Samuels referenced America and said rates there started to rise around the same time as the UK but more aggressively, and inflation in the US had already fallen to three per cent.
“If we had been as bold, then we too would be close to achieving the much heralded ‘soft landing’ and would be far closer to interest rates falling than we are now,” Samuels said.
This was a point supported by the two members who wanted the base rate to rise to 5.5 per cent. The minutes from the MPC’s meeting said they believed it was “important to lean more actively against inflation persistence” as this had been previously “under-predicted”.
Limited impact on mortgage rates
While the last few base rate increases have had wide-reaching knock-on effects on mortgage pricing, it was noted that the latest change was unlikely to have a notable impact.
Steve Seal, CEO, Bluestone Mortgages, said although many mortgage borrowers were being “squeezed to the limit”, lenders had already started to lower rates because of easing inflation.
Richard Donnell, executive director of research at Zoopla, said it was not all “doom and gloom for the housing market” as mortgage rates seemed to be peaking and the majority of people were on fixed deals.
Matt Thompson, head of sales at Chestertons, said the latest increase would affect homeowners on variable rates as well as overleveraged buy-to-let investors.

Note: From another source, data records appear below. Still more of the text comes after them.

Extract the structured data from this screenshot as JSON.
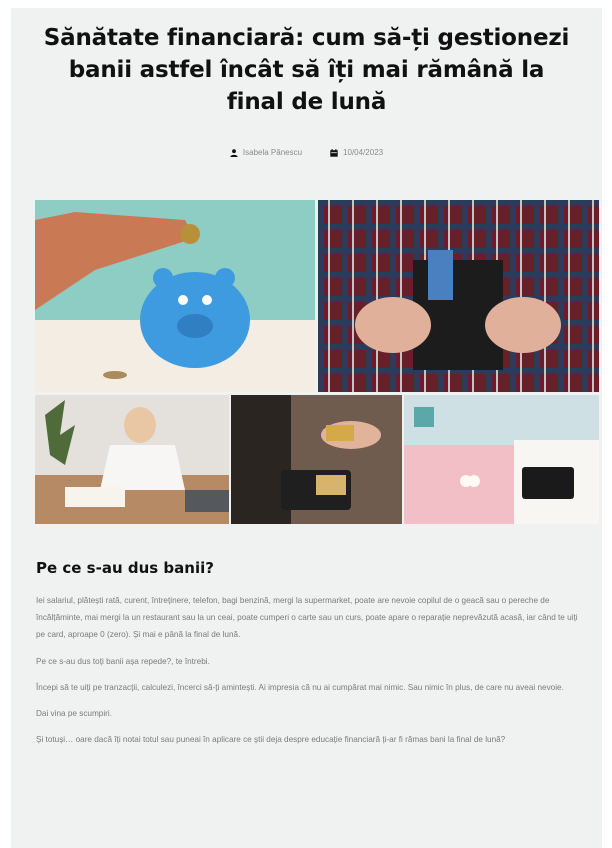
{
  "article": {
    "title": "Sănătate financiară: cum să-ți gestionezi banii astfel încât să îți mai rămână la final de lună",
    "author": "Isabela Pănescu",
    "date": "10/04/2023",
    "icons": {
      "author": "user-icon",
      "date": "calendar-icon"
    },
    "section_heading": "Pe ce s-au dus banii?",
    "paragraphs": [
      "Iei salariul, plătești rată, curent, întreținere, telefon, bagi benzină, mergi la supermarket, poate are nevoie copilul de o geacă sau o pereche de încălțăminte, mai mergi la un restaurant sau la un ceai, poate cumperi o carte sau un curs, poate apare o reparație neprevăzută acasă, iar când te uiți pe card, aproape 0 (zero). Și mai e până la final de lună.",
      "Pe ce s-au dus toți banii așa repede?, te întrebi.",
      "Începi să te uiți pe tranzacții, calculezi, încerci să-ți amintești. Ai impresia că nu ai cumpărat mai nimic. Sau nimic în plus, de care nu aveai nevoie.",
      "Dai vina pe scumpiri.",
      "Și totuși… oare dacă îți notai totul sau puneai în aplicare ce știi deja despre educație financiară ți-ar fi rămas bani la final de lună?"
    ]
  },
  "colors": {
    "page_bg": "#f0f2f1",
    "title": "#111111",
    "text": "#7a7a7a"
  }
}
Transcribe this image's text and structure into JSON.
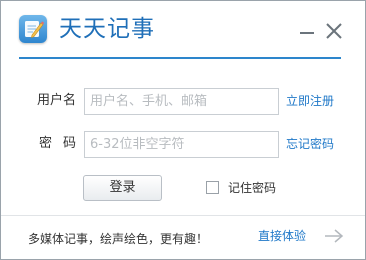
{
  "app": {
    "title": "天天记事",
    "icon": "notepad-pencil-icon"
  },
  "window_controls": {
    "minimize_icon": "minimize-icon",
    "close_icon": "close-icon"
  },
  "form": {
    "username_label": "用户名",
    "username_placeholder": "用户名、手机、邮箱",
    "password_label": "密码",
    "password_placeholder": "6-32位非空字符",
    "register_link": "立即注册",
    "forgot_link": "忘记密码",
    "login_button": "登录",
    "remember_label": "记住密码",
    "remember_checked": false
  },
  "footer": {
    "slogan": "多媒体记事，绘声绘色，更有趣！",
    "try_link": "直接体验",
    "arrow_icon": "arrow-right-icon"
  },
  "colors": {
    "accent": "#1f78c8",
    "title": "#1f6fb8",
    "divider": "#2d86cc"
  }
}
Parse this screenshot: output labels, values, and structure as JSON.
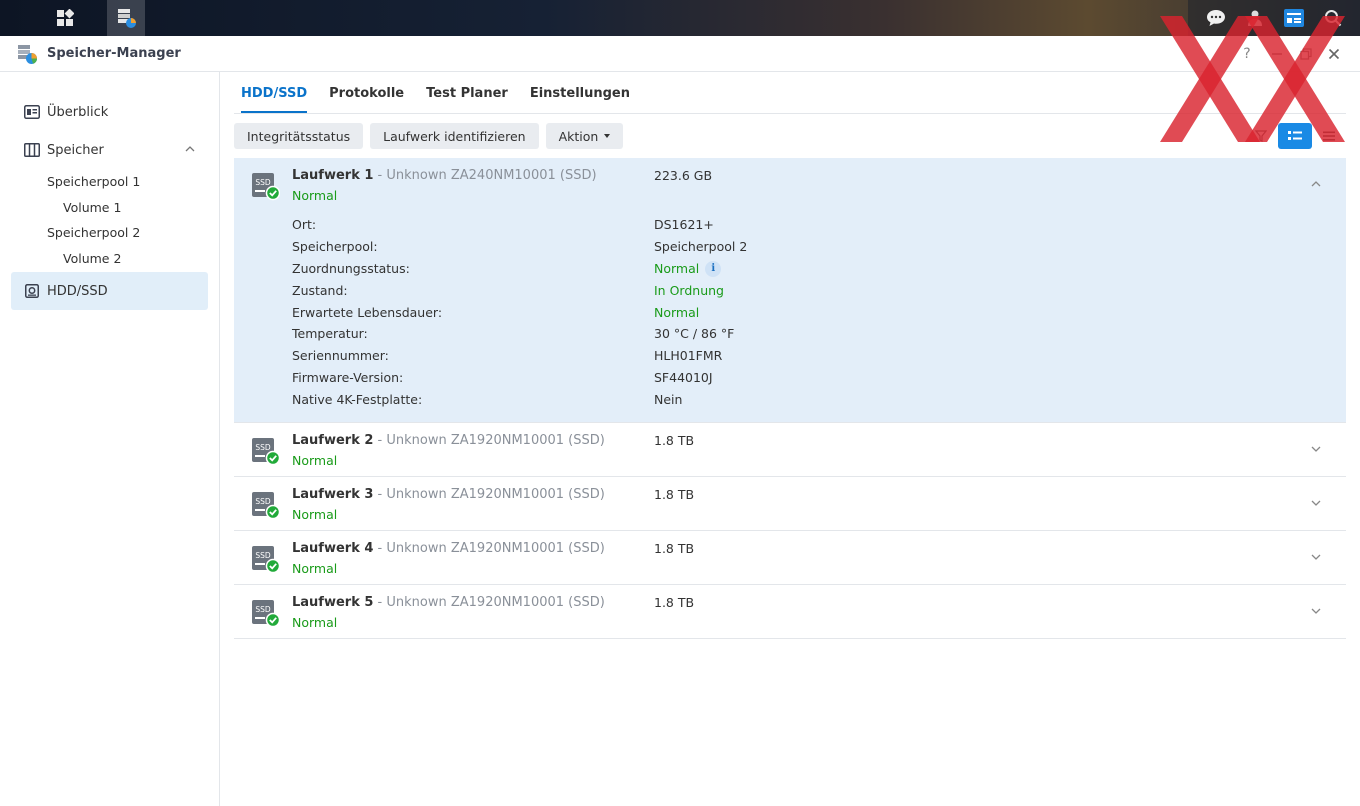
{
  "app": {
    "title": "Speicher-Manager"
  },
  "taskbar": {
    "icons": [
      "apps-grid-icon",
      "storage-manager-icon",
      "chat-icon",
      "user-icon",
      "widgets-icon",
      "search-icon"
    ]
  },
  "sidebar": {
    "items": [
      {
        "label": "Überblick",
        "icon": "overview-icon"
      },
      {
        "label": "Speicher",
        "icon": "storage-icon"
      },
      {
        "label": "HDD/SSD",
        "icon": "disk-icon"
      }
    ],
    "sub": {
      "pool1": "Speicherpool 1",
      "vol1": "Volume 1",
      "pool2": "Speicherpool 2",
      "vol2": "Volume 2"
    }
  },
  "tabs": [
    "HDD/SSD",
    "Protokolle",
    "Test Planer",
    "Einstellungen"
  ],
  "toolbar": {
    "integrity": "Integritätsstatus",
    "identify": "Laufwerk identifizieren",
    "action": "Aktion"
  },
  "drives": [
    {
      "name": "Laufwerk 1",
      "model": " - Unknown ZA240NM10001 (SSD)",
      "status": "Normal",
      "size": "223.6 GB"
    },
    {
      "name": "Laufwerk 2",
      "model": " - Unknown ZA1920NM10001 (SSD)",
      "status": "Normal",
      "size": "1.8 TB"
    },
    {
      "name": "Laufwerk 3",
      "model": " - Unknown ZA1920NM10001 (SSD)",
      "status": "Normal",
      "size": "1.8 TB"
    },
    {
      "name": "Laufwerk 4",
      "model": " - Unknown ZA1920NM10001 (SSD)",
      "status": "Normal",
      "size": "1.8 TB"
    },
    {
      "name": "Laufwerk 5",
      "model": " - Unknown ZA1920NM10001 (SSD)",
      "status": "Normal",
      "size": "1.8 TB"
    }
  ],
  "details": [
    {
      "key": "Ort:",
      "value": "DS1621+"
    },
    {
      "key": "Speicherpool:",
      "value": "Speicherpool 2"
    },
    {
      "key": "Zuordnungsstatus:",
      "value": "Normal"
    },
    {
      "key": "Zustand:",
      "value": "In Ordnung"
    },
    {
      "key": "Erwartete Lebensdauer:",
      "value": "Normal"
    },
    {
      "key": "Temperatur:",
      "value": "30 °C / 86 °F"
    },
    {
      "key": "Seriennummer:",
      "value": "HLH01FMR"
    },
    {
      "key": "Firmware-Version:",
      "value": "SF44010J"
    },
    {
      "key": "Native 4K-Festplatte:",
      "value": "Nein"
    }
  ],
  "ssd_label": "SSD",
  "info_glyph": "i",
  "colors": {
    "accent": "#0a73ca",
    "ok": "#1a9b1a",
    "selected_bg": "#e3eef9",
    "watermark": "#d9232e"
  }
}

He added: “Although there still is a vast number of buyers wanting to move as soon as possible, rising interest rates are forcing house hunters to be more cautious, review their financial situation and calculate a more conservative budget.
“Whilst this has recently resulted in fewer new buyers entering the market, we expect activity to pick up again once buyers have adjusted their criteria and lenders are bringing more products to the market again.”
Coming to the end?
Others saw the 0.25 per cent rise as a sign of the beginning of the end.
Giles Coghlan, chief market analyst, consulting for HYCM: “Today’s decision was a close call, with policymakers divided between a 25 basis points (bps) or 50bps rate hike. Given that the latest inflation data has shown demonstrably that the BoE’s bitter medicine is starting to work, shifting gears down to a 25bps hike was sensible.”
He said inflation would continue to fall and “despite concerns about economic growth, today’s hike is yet another sign that the central bank’s quantitative tightening could be nearing completion, and we should see the hiking cycle soon coming to a halt, with more modest hikes in the pipeline until then”.
“Investors should expect some volatility in the aftermath of today’s decision,” Coghlan added.
William Scoular, head of private client lending at Investec Real Estate, said the decision could indicate that the “interest rate rise juggernaut could finally be running out of steam”.
He added: “There is growing evidence the inflation balloon is starting to deflate, as the bitter monetary pill UK consumers have had to swallow starts to take effect.”
Brian Murphy, head of lending at Mortgage Advice Bureau, said: “Many will be hoping that we are nearing the peak of interest rate hikes.
“Rates on fixed term products have been dropping marginally in the past few weeks, and there remains hope that they will continue to do so, despite the decision to increase overall rates for the 14th time in a row.”